Retro Review: Bastard Eye Scream

So you might wonder why I’m writing about a small band that hasn’t released any music since July 2013 and probably more importantly doesn’t technically exist anymore. Well hopefully this short piece will justify itself, but in a sentence; Bastard Eye Scream encompass every aspect of music I love and they do it in a way that feels chaotic yet calculated. You can consider this little known group of musicians from East Sussex the new standard to which I judge all other music. In the space of about five minutes these bastards will throw everything they have at you and will continue to do so song after song. This, at first, can be intimidating, but allow me to explain.

Trying to combine the forces of raw emotion with a high level of technical musicianship is the musical equivalent of nuclear fusion; it requires a LOT of energy to achieve, but done correctly, the payoff is overwhelming. The journey that is a Bastard Eye Scream song is often not an easy one at first due to the various onslaughts of sonic seduction you’re about to experience. At times their sound is incredibly dense and intrusive, at others delicate and standoff-ish, but at all times communicating something worthwhile.

I think it would be an insult to their memory if I reviewed individual songs, it would likely detract from the experience you would get from listening to them yourself (it also feels a bit cruel to dissect something I consider so brilliant). Instead let me focus on the overall picture.

As I keep hinting at it’s a multitude of often counter intuitive elements that makes this music so special. From the enraged pained and yet somehow contained wails of (at times) every member, to their calmer harmonious vocal melodies. From the chugging hardcore guitar riffs, to the delicate math pop twinkle tapping that rivals TTNG. From drums that sit perfectly behind the band to furious rudiments that punch through to the foreground of the song even when it’s at its most intense. Everyone bounces from strength to strength on a second by second basis, no one member ever being forced in to the background (or centre stage for that matter). Everyone’s style, both vocally and within the confines of their own instrument, are entirely unique and you’ll learn to appreciate that after a few listens of any song.

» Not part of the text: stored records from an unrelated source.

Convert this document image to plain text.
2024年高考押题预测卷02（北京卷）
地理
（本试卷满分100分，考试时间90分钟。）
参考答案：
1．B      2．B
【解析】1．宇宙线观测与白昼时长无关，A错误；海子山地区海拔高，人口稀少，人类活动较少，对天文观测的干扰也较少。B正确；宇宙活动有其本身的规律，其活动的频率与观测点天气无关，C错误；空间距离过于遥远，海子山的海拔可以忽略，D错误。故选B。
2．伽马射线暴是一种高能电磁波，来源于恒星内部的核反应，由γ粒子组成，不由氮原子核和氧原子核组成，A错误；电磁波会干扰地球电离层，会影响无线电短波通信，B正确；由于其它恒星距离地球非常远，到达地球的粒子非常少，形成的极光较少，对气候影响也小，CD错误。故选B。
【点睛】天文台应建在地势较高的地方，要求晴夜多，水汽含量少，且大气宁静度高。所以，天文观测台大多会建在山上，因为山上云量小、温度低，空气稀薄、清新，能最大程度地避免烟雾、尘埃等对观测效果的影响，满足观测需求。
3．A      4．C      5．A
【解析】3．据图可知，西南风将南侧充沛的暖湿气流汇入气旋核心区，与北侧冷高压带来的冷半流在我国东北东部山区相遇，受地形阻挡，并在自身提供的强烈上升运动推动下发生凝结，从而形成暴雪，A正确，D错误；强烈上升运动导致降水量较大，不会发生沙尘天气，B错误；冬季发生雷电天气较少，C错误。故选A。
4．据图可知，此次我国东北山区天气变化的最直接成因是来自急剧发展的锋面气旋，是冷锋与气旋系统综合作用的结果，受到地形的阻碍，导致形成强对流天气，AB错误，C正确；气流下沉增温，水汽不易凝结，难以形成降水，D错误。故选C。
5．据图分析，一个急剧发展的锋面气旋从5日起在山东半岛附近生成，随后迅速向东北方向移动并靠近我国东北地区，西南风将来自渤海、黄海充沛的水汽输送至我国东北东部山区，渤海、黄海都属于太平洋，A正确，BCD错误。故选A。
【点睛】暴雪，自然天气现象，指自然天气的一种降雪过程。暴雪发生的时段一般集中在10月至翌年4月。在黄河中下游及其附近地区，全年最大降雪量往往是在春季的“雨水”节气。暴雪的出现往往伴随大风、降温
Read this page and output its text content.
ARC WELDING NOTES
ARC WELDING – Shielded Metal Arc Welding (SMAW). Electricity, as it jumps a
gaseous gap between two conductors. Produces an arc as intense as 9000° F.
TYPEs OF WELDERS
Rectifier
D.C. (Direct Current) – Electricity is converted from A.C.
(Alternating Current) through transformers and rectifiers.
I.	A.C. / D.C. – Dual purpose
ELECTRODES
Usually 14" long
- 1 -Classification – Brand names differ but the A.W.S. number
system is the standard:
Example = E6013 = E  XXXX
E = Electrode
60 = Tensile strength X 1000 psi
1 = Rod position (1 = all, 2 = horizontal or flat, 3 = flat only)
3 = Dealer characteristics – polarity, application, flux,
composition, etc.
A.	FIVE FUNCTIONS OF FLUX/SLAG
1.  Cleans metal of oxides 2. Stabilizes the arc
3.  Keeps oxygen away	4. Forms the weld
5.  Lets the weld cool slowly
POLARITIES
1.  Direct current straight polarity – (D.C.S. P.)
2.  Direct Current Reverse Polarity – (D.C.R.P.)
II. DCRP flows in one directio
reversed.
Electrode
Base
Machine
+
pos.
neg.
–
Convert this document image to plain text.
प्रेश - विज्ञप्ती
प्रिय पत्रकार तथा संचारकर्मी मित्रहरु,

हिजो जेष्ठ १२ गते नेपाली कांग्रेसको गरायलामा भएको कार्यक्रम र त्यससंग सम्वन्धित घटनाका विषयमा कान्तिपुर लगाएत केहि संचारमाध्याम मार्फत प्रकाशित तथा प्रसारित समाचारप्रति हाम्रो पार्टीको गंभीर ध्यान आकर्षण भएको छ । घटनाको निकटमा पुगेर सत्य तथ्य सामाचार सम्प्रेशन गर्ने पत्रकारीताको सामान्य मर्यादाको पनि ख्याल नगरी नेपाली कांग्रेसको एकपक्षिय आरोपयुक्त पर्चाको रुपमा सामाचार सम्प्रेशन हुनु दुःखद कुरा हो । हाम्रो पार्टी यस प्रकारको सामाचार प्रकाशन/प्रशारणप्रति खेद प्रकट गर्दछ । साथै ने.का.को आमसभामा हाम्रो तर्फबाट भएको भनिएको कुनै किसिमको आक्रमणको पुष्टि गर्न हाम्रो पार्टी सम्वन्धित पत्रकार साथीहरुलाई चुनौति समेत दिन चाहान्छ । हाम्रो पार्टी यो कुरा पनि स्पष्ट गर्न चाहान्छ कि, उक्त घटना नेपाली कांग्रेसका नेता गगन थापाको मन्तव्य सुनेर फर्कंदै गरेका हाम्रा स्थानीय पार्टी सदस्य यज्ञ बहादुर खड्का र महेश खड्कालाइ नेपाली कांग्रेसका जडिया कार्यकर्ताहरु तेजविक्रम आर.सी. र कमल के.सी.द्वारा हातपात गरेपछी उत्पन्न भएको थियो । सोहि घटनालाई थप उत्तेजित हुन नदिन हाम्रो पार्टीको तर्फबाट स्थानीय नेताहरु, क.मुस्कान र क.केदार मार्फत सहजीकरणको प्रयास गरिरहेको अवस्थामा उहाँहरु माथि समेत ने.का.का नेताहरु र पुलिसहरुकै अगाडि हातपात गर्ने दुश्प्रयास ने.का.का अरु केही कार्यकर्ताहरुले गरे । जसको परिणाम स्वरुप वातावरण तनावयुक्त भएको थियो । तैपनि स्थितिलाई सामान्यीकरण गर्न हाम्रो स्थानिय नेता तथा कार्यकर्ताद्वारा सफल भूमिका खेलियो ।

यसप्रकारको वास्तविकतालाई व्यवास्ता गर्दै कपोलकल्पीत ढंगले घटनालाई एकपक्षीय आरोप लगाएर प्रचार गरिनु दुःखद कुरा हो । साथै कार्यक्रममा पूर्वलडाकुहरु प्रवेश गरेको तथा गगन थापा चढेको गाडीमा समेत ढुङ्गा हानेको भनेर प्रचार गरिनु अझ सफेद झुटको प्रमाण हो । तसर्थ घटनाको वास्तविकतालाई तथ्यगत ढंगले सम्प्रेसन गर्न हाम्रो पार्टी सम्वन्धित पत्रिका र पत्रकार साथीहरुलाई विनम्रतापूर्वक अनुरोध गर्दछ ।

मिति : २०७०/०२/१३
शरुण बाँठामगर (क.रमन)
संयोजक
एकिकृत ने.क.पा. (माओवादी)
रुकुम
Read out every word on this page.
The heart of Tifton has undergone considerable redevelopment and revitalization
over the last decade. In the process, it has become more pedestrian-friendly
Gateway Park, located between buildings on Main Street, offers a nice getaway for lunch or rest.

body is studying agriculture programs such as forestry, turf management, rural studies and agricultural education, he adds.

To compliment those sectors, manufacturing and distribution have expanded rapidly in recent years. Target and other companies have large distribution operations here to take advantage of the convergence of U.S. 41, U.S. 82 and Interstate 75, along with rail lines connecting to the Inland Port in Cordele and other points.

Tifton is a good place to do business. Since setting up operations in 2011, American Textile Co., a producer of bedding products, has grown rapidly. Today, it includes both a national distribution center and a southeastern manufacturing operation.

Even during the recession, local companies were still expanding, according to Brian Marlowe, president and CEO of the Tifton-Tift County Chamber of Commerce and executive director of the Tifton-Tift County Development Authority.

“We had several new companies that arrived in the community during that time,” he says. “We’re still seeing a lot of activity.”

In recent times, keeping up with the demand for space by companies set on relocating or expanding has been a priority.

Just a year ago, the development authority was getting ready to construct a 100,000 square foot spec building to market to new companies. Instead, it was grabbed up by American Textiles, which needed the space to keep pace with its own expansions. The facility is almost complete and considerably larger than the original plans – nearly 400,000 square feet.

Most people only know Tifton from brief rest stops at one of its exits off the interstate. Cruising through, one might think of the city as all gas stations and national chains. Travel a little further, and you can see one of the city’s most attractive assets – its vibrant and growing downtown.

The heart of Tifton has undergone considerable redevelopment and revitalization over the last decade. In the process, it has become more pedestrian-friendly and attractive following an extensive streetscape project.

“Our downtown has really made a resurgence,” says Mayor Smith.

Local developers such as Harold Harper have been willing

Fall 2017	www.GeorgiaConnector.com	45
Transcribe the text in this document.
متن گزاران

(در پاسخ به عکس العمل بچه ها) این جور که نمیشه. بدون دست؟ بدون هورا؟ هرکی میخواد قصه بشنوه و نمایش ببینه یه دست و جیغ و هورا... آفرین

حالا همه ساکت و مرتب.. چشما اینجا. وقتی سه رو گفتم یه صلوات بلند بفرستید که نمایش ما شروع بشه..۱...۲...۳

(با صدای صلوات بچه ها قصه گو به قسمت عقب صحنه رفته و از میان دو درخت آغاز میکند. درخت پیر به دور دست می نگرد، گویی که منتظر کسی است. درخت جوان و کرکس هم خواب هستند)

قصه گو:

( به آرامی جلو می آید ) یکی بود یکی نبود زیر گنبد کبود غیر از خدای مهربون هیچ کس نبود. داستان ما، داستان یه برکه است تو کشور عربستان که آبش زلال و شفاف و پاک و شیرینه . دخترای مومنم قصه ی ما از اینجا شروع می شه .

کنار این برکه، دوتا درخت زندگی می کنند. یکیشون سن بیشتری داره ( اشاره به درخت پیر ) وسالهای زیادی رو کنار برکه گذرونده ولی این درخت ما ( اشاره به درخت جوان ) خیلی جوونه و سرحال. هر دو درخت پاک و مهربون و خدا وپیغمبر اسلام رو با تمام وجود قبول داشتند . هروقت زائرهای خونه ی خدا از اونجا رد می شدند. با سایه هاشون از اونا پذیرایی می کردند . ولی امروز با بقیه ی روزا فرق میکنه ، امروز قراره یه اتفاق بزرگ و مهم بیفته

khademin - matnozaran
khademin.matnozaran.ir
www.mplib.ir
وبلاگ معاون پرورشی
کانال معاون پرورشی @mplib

Whether it’s Ben’s talk-rock inspired vocals and guitar riffs, Alex’s maniacal screams and inhuman bass lines, Lex’s shouting and unique use of the fretboard, or Weezey’s natural ear for harmonies and persistently frantic but thought out drumming, the overall dynamics always fit together uncannily.

I’m also a huge fan of shifting time signatures, considering it an untapped mine for creating original and interesting sounding music. While it may be unintuitive to some, it’s well worth investing some time to appreciate. Bastard Eye Scream are not afraid to play around with time signatures and tempos, something that keeps every moment fresh and helps create diverse soundscapes across individual tracks.

Something I rarely pay attention to in modern music are the lyrics, they often feel thrown in due to the misconception that bands need vocalists. But this is a band where I felt compelled to study the lyrics; at first to help solidify the songs in my mere human brain but later out of genuine interest. The lyrics project similar concepts to the music itself, dancing between the deadly serious and utterly ludicrous, with what are clearly rather personal experiences mixed in with disney quotes there’s really nothing out there quite like it. The sheer number of unique vocal lines in any given song is likely well above the universal average to say the least. It does make potential hooks often hard to discern and recall but ultimately it makes each song worth coming back to again and again.

While I’m on the subject of lyrics and the ludicrous, I’ve always thought song names that lazily declare the chorus hook are somewhat of a cop-out. So it’s always refreshing to see titles like “Pevin Kietersen”, “Quasimodo Doesn’t Know-Know About This DISCO”, “I Blew Up Megaton And Goddammnit I’d Do It Again” and so on.

I should add that you can get a damn fine impression of all this from the multitude of material, new and old, they have available on their bandcamp page. If, however, you were fortunate to be one of the lucky few to catch them live you would know that none of this was “put on” for the sake of a recording. Their live energy was upped to 1000% as they powered through each set, with band members in the crowd more often than not, trying to break through the barrier the stage constructed between them and the audience.

There are two collections available online; the “New Material Promo” and an album “Jenova Drinks Colours”. I would advise the former as a starting point for a newcomer. With a higher production value and a more refined sound, these three songs are more immediately accessible.

I was sadly clued up to Bastard Eye Scream in the autumn of their years as a band and was surprised at how sad I was at their final local show, another way to justify my enthusiastic, slightly kiss ass, praise. Weezey and Alex have moved to pastures new with their new 3-piece Exploder Than You, which is about as close as you’ll get to the bastards these days. I urge you to check them out, they’re awesome, in an entirely different way.

So why do I think these guys matter so much? If I had to be as brief as possible I’d say their music feels like an extension of their personality. Human beings are complex misunderstood vessels brimming with conflicting feelings and emotions and as a species why should our music be anything but that? I think it’s a shame that this calibre of artistic expression is generally shunned by the public at large, if people were honest with themselves and gave these bastards the time of day, they’d have likely found a way to connect with them.